Culture,  Société

Nantes : Le Belem à cœur ouvert

Le Belem a initié au mois de décembre un entretien totalement inédit, qui comprend le remplacement de vingt-cinq tonnes de coque. Le dernier grand trois-mâts français sera chargé de ramener la flamme olympique en 2024. Reportage.

Il doit quitter la cale sèche avec l’arrivée du printemps. À peine le temps de se remettre de l’une des plus importantes opérations jamais menées pour prolonger la vie du navire classé monument historique. Le Belem a subi une opération à coeur ouvert. Un travail titanesque qui a consisté à changer tout d’un bloc près de vingt-cinq tonnes de coque. Toute la partie de la coque en acier riveté située au niveau de la cale des machines avait subi les outrages du temps. Au point de menacer la capacité du navire à naviguer.

« C’est une opération très lourde et nous avons mis du temps à prendre la décision de nous y risquer, souligne Christelle de Larauze, déléguée générale de la Fondation Caisse d’Épargne Belem. Il ne s’agit pas uniquement de découper un bout de coque : il faut aussi enlever le moteur, la propulsion, les câblages… Cela représente énormément de main d’oeuvre. » La décision aurait pu être prise de ne se concentrer que sur les points les plus faibles, de couvrir cette coque blessée d’une myriade de pansements. « Mais on ne savait pas où cette technique pouvait nous entraîner », résume-t-elle.

Mais tout enlever pour tout refaire n’est pas chose aisée pour un navire né en 1896. « Techniquement, c’est un enjeu incroyable : l’opération n’a jamais été menée sur un navire aussi ancien, indique Jérôme Lecamp, responsable du chantier chez Eiffage Énergie Systèmes. Le navire a cent vingt-six ans, on ne dispose pas de l’ensemble des plans. Nous avons réalisé un scanner 3D à l’intérieur et l’extérieur du navire, puis nous avons combiné les deux pour refaire les plans au plus juste. »

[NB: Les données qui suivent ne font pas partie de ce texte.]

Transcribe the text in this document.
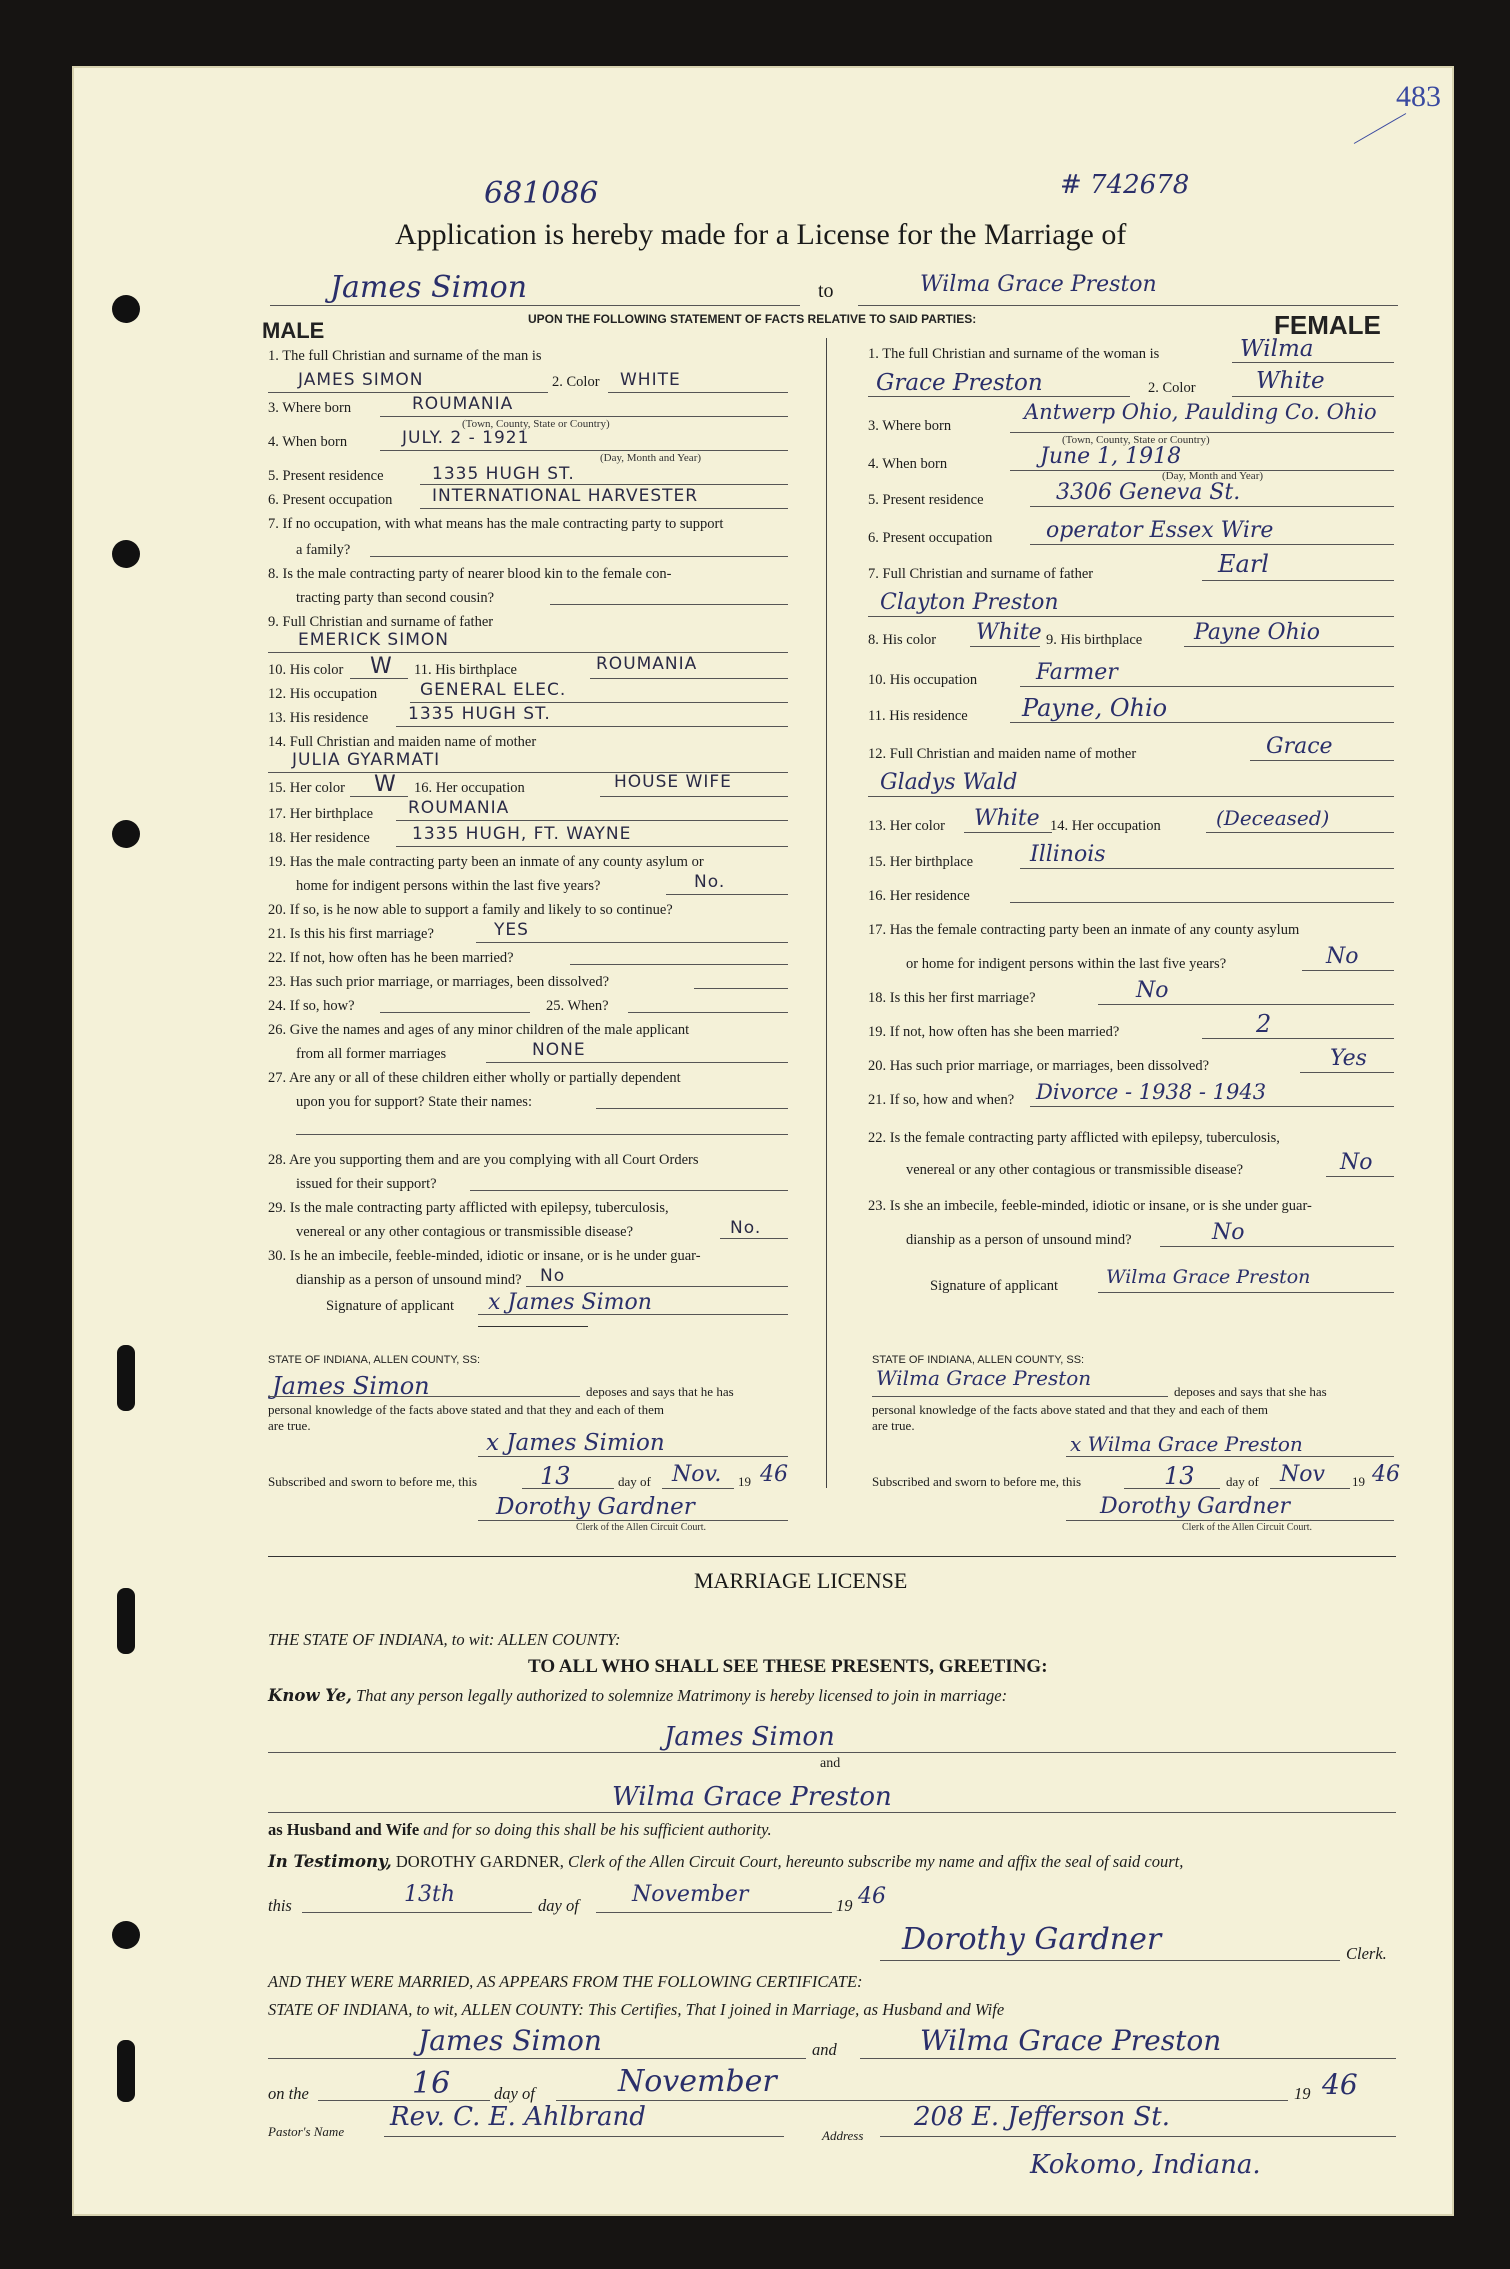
483
681086	# 742678
Application is hereby made for a License for the Marriage of
James Simon	to	Wilma Grace Preston
MALE	FEMALE
UPON THE FOLLOWING STATEMENT OF FACTS RELATIVE TO SAID PARTIES:
1. The full Christian and surname of the man is
JAMES SIMON	2. Color WHITE
3. Where born	ROUMANIA
(Town, County, State or Country)
4. When born	JULY. 2 - 1921
(Day, Month and Year)
5. Present residence	1335 HUGH ST.
6. Present occupation INTERNATIONAL HARVESTER
7. If no occupation, with what means has the male contracting party to support
a family?
8. Is the male contracting party of nearer blood kin to the female con-
tracting party than second cousin?
9. Full Christian and surname of father
EMERICK SIMON
10. His color W 11. His birthplace	ROUMANIA
12. His occupation	GENERAL ELEC.
13. His residence 1335 HUGH ST.
14. Full Christian and maiden name of mother
JULIA GYARMATI
15. Her color W 16. Her occupation	HOUSE WIFE
17. Her birthplace ROUMANIA
18. Her residence 1335 HUGH, FT. WAYNE
19. Has the male contracting party been an inmate of any county asylum or
home for indigent persons within the last five years?	No.
20. If so, is he now able to support a family and likely to so continue?
21. Is this his first marriage?	YES
22. If not, how often has he been married?
23. Has such prior marriage, or marriages, been dissolved?
24. If so, how?	25. When?
26. Give the names and ages of any minor children of the male applicant
from all former marriages	NONE
27. Are any or all of these children either wholly or partially dependent
upon you for support? State their names:
28. Are you supporting them and are you complying with all Court Orders
issued for their support?
29. Is the male contracting party afflicted with epilepsy, tuberculosis,
venereal or any other contagious or transmissible disease?	No.
30. Is he an imbecile, feeble-minded, idiotic or insane, or is he under guar-
dianship as a person of unsound mind? No
Signature of applicant x James Simon
1. The full Christian and surname of the woman is	Wilma
Grace Preston	2. Color	White
3. Where born
Antwerp Ohio, Paulding Co. Ohio
(Town, County, State or Country)
4. When born	June 1, 1918
(Day, Month and Year)
5. Present residence	3306 Geneva St.
6. Present occupation operator Essex Wire
7. Full Christian and surname of father	Earl
Clayton Preston
8. His color White 9. His birthplace Payne Ohio
10. His occupation	Farmer
11. His residence Payne, Ohio
12. Full Christian and maiden name of mother	Grace
Gladys Wald
13. Her color White 14. Her occupation	(Deceased)
15. Her birthplace	Illinois
16. Her residence
17. Has the female contracting party been an inmate of any county asylum
or home for indigent persons within the last five years?	No
18. Is this her first marriage?	No
19. If not, how often has she been married?	2
20. Has such prior marriage, or marriages, been dissolved?	Yes
21. If so, how and when? Divorce - 1938 - 1943
22. Is the female contracting party afflicted with epilepsy, tuberculosis,
venereal or any other contagious or transmissible disease?	No
23. Is she an imbecile, feeble-minded, idiotic or insane, or is she under guar-
dianship as a person of unsound mind?	No
Signature of applicant	Wilma Grace Preston
STATE OF INDIANA, ALLEN COUNTY, SS:
James Simon	deposes and says that he has
personal knowledge of the facts above stated and that they and each of them
are true.
x James Simion
Subscribed and sworn to before me, this	13	day of Nov. 19 46
Dorothy Gardner
Clerk of the Allen Circuit Court.
STATE OF INDIANA, ALLEN COUNTY, SS:
Wilma Grace Preston
deposes and says that she has
personal knowledge of the facts above stated and that they and each of them
are true.
x Wilma Grace Preston
Subscribed and sworn to before me, this	13 day of Nov 19 46
Dorothy Gardner
Clerk of the Allen Circuit Court.
MARRIAGE LICENSE
THE STATE OF INDIANA, to wit: ALLEN COUNTY:
TO ALL WHO SHALL SEE THESE PRESENTS, GREETING:
Know Ye, That any person legally authorized to solemnize Matrimony is hereby licensed to join in marriage:
James Simon
and
Wilma Grace Preston
as Husband and Wife and for so doing this shall be his sufficient authority.
In Testimony, DOROTHY GARDNER, Clerk of the Allen Circuit Court, hereunto subscribe my name and affix the seal of said court,
this	13th	day of November	19 46
Dorothy Gardner	Clerk.
AND THEY WERE MARRIED, AS APPEARS FROM THE FOLLOWING CERTIFICATE:
STATE OF INDIANA, to wit, ALLEN COUNTY: This Certifies, That I joined in Marriage, as Husband and Wife
James Simon	and	Wilma Grace Preston
on the	16	day of	November	19 46
Pastor's Name Rev. C. E. Ahlbrand
Address
208 E. Jefferson St.
Kokomo, Indiana.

Avant découpe, le navire a été renforcé. Il a fallu imaginer la meilleure manière de souder la nouvelle pièce sur le vieil acier, sous le regard acéré de la DRAC qui veille jalousement à ce que ce navire historique ne soit pas dégradé par la restauration. « Nous avons dû élaborer un cahier de soudage : nous avons pris des échantillons sur la coque pour déterminer la meilleure manière d’assembler la nouvelle pièce avec la partie ancienne », détaille Jérôme Lecamp. Une trentaine de personnes, du soudeur au mécanicien en passant par le bureau d’études ou les tuyauteurs, ont été mobilisées pour mener l’opération à bien.

Un travail colossal pour un coût important : un million sept cent mille euros. « Il est naturel de se poser la question de savoir si ces travaux valent le coup, concède Christelle de Larauze. La réponse a été unanime : c’est le dernier survivant des grands voiliers de navigation. Il embarque entre mille cinq cents et deux mille personnes par an, dont mille deux cents stagiaires qui vivent une expérience et qui naviguent comme au XIXème siècle. C’est ce qui est le plus important : garder le Belem en navigation. »

Mais ces travaux, qu’il était prudent de réaliser pour préserver l’avenir du navire, se sont aussi révélés d’une urgence plus brûlante que prévu : le navire a été désigné pour ramener la flamme olympique en France. Il doit se rendre en Grèce pour ensuite revenir chargé du symbole des Jeux et le débarquer à Marseille. Le navire de cinquante-huit mètres doit embarquer à son bord des jeunes de toutes les régions de France. Le Belem doit faire son retour en mer en mai, avant de rejoindre la Méditerranée l’automne prochain.

Une vente aux enchères en juin

La Fondation Caisse d’Épargne Belem a dû rendre le hangar qu’elle occupe depuis des lustres quai Marquis d’Aiguillon à Nantes. Le lieu doit faire peau neuve et la Fondation place nette. À cette occasion, de nombreux objets et souvenirs du Belem ont été exhumés. La Fondation indique qu’ils seront mis aux enchères avec la complicité de Salorges Enchères le 4 juin prochain à l’occasion de Débords de Loire. Tous les profits seront remis à la Fondation. L’occasion, peut-être, de s’offrir un petit morceau du mythe. On nous jure qu’il y aura des prix accessibles à tous.